Wright spewing alternative facts
THE EDITOR, Sir:
I write from an independent perspective to underscore a societal phenomenon. Regrettably, as human beings, we are at times less concerned with accuracy and are more intrigued by sensationalism.
Direct reference is made to Andre Russell's situation as encapsulated in The Wright View, dated March 14, 2017 and Letter of the Day, dated March 17, 2017 by Queen's Counsel Patrick Foster (Mr Russell's attorney).
It is readily apparent that Foster's article sought to set the record straight. His refutation of the plethora of inaccuracies contained in The Wright View remains, to date, unanswered. Ergo, the disparaging remarks about the athlete compounds.
One would expect at the bare minimum an apology or a withdrawal soonest in time after the realisation that alternative facts were adduced. Curiously, instead, the response to Foster's refutation captured in The Wright View column dated March 21, 2017 descended to an all-time low. Instead of correcting the falsehood and misrepresentations of Mr Russell missing a drug test (not true), Mr Wright sought to personally attack the Queen's Counsel. Mr Wright could have responded by acknowledging that he was wrong on the facts and that Mr Russell was only charged for a filing failing.
The most effective resolution to a problem is by identifying or acknowledging it. Rather, Wright invoked the wrong approach by failing to address the issues and again opted to pursue another sensational course by his failed attempt at ridicule.

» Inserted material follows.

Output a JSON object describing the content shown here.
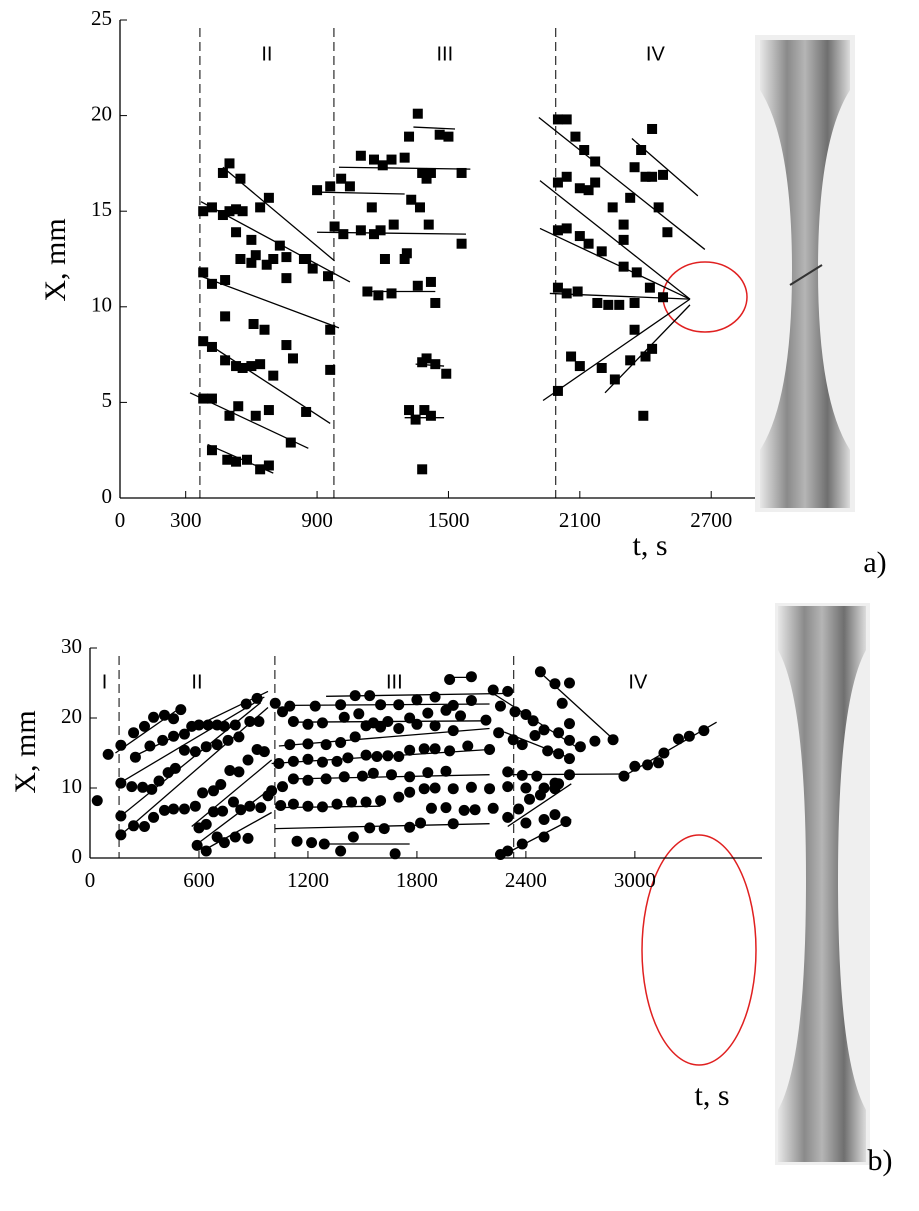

Mr Wright, two wrongs don't make a right. In life, we see what we want to see. If you search for ugliness, you will find plenty of it. But the opposite is also true. If you look for the extraordinary in the ordinary, you can train yourself to see it. The question is, can you?
To me, it's all a matter of intention. An honest mistake can be forgiven. Deliberate attempts to spew falsehood and damage a man's reputation are, quite frankly, unacceptable. Despite its success, Trumpism has no place in fair and responsible column writing. We must not allow ourselves to facilitate and perpetuate what is now popularly termed as the post-truth era of the world.
In the final analysis, the facts are the facts, which speak for themselves and which are also incapable of being manufactured in the eyes of discerning members of the public. I implore Mr Wright to do the right and honourable thing and correct the inaccuracies in his column and apologise to Mr Russell.